I am a novice R user and I have a large dataframe (1700 columns) that is organized by data and flag columns:
df <- data.frame( "100249 MERCURY TOTAL ug/L" = runif(10),
"100397 TRIHALOMETHANES ug/L" = runif(10),
"100397 TRIHALOMETHANES ug/L FLAG" = c("L", "L", NA, "L", "L", NA, "L", NA, NA, NA),
"100407 XYLENE ug/L" = runif(10),
"100407 XYLENE ug/L FLAG" = c("L", NA, "L", "L", "L", NA, "L", NA, "L", "L"),
check.names=FALSE )
There is no pattern to the data, not every parameter has an associated FLAG column.
I would like to merge the matching data and flags together, with the flag first and then the numeric data in each cell, and rename the merged columns '100397 TRIHALOMETHANES ug/_COMB' and repeat for every pair of data & flag columns.
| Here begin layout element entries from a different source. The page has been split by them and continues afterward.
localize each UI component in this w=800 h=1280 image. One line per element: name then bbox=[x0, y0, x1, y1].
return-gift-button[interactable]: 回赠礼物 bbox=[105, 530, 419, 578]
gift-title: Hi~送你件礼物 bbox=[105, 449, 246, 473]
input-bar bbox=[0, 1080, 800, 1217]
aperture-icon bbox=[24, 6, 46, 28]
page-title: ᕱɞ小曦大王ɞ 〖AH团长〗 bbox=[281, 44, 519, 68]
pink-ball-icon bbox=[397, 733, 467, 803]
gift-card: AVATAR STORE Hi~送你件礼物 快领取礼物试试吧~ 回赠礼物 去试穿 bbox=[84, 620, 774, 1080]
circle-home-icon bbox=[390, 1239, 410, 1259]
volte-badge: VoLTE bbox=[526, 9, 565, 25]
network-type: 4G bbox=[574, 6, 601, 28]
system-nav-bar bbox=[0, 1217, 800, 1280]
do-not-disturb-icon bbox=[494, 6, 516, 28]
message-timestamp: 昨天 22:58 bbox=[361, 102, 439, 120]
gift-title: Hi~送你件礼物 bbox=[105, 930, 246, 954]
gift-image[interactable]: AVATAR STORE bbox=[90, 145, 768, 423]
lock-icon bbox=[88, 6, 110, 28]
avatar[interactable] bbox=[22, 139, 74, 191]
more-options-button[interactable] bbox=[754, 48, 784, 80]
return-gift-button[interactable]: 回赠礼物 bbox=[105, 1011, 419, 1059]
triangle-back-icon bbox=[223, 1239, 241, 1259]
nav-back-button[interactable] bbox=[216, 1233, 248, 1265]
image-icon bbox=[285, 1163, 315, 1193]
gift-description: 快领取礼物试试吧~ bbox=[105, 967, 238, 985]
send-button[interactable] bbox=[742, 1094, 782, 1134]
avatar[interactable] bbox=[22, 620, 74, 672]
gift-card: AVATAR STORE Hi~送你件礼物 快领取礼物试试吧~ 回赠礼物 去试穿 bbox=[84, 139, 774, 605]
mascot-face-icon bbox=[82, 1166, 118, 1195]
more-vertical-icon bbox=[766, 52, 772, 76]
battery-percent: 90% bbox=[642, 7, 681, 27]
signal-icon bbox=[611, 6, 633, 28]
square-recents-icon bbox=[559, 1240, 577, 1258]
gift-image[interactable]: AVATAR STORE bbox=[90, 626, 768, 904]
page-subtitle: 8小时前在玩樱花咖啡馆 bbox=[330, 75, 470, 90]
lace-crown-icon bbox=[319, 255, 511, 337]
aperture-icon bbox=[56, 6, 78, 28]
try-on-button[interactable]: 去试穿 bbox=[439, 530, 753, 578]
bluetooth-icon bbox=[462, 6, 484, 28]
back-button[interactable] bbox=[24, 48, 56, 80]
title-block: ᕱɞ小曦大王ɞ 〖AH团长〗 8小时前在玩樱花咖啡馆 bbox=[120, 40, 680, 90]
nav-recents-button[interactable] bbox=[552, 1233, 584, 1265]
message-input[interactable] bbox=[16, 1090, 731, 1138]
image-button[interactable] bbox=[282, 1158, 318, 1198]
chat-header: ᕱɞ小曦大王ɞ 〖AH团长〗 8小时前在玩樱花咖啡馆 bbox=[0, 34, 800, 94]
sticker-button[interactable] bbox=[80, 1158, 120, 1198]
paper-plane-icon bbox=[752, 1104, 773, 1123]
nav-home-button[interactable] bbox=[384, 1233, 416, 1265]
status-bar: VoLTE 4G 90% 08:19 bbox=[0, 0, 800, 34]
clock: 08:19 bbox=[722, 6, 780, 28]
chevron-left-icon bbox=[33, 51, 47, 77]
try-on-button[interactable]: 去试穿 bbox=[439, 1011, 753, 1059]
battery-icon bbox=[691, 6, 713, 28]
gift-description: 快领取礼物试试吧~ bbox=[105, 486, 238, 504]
So far I have got it to search for the FLAG columns using grepl, create a new header using gsub and paste0, but the lapply and merge functions to combine the columns are not working for me. I have also have been reading that people use 'paste' or tidyr's 'unite' to merge columns, but nothing has been successful so far.
A sample of my code:
lapply(df, function(x) if (grepl("*\\FLAG$", colnames(df(x)))) {
newcol = paste0("df$", gsub("*\\FLAG$", "", colnames(df(x))), "_COMB")
assign(newcol, merge(df[x], df[x-1], all= T))
})
Any advice would be greatly appreciated, thank you.